Can I take Minolira for a long time?

Do not take more of it, do not take it more often, and do not take it for a longer time than your doctor ordered. To do so may increase the chance of side effects. This medicine is not for long-term use.

How long can I stay on Minolira?

The bacteria learn how to survive antibiotic treatment, making them especially hard to kill. To avoid this, your doctor will likely prescribe Minolira for at least three months. If your acne improves before then, they might reduce your dose or switch you over to a topical antibiotic.

What happen If I stop taking Minolira?

It usually goes away after Minolira is stopped; however, there is a chance of permanent vision loss or blindness. Get medical help right away if you have: severe/lasting headache, vision changes (such as blurred/double vision, decreased vision, sudden blindness), nausea/vomiting that doesn't stop.

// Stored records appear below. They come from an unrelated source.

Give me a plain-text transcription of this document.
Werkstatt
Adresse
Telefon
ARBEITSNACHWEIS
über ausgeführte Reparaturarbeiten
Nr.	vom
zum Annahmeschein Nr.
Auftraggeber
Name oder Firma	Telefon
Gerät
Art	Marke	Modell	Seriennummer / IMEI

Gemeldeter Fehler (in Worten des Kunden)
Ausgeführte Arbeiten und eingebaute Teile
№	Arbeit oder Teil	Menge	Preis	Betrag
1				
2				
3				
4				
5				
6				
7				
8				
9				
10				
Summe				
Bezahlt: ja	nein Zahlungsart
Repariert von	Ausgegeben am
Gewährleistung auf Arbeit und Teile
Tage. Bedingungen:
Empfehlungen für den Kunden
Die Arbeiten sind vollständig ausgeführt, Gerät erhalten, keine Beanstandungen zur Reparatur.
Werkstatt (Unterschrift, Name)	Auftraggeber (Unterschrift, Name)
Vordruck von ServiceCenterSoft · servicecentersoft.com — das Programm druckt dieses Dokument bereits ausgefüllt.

What happens if I miss a dose?

If you miss a dose of this medicine, take it as soon as possible. However, if it is almost time for your next dose, skip the missed dose and go back to your regular dosing schedule. Do not double doses.

What happens if I overdose?

Seek emergency medical attention. Overdose symptoms may include dizziness, nausea, or vomiting.

Who should not take Minolira?

You should not take this medicine if you are allergic to Minolira or to similar antibiotics such as demeclocycline, doxycycline, or tetracycline. If you are using Minolira to treat gonorrhea, your doctor may test you to make sure you do not also have syphilis, another sexually transmitted disease. To make sure this medicine is safe for you, tell your doctor if you have ever had: liver disease; kidney disease; or asthma or sulfite allergy.

Can Minolira cause heart problems?

However, elderly patients are more likely to have kidney, liver, or heart problems, which may require caution and an adjustment in the dose for patients receiving Minolira.

Does Minolira cause anxiety?

On the other hand, Minolira is also an antibiotic, and antibiotic treatments have been shown to increase the risk for depression and anxiety.

Can Minolira affects my liver?

Minolira therapy is associated with two forms of clinically apparent liver injury, an acute hepatitis-like syndrome that arises within 1 to 3 months of starting therapy and a chronic hepatitis-like syndrome typically with autoimmune features that occurs with long term therapy, sometimes after several years of use.

Can Minolira affect my kidneys?

Using expired Minolira can cause damage to your kidneys.

Will Minolira affect my fertility?

Minolira have been shown to be toxic to sperm at any concentration.

*** Taking medicines without doctor's advice can cause long-term problems.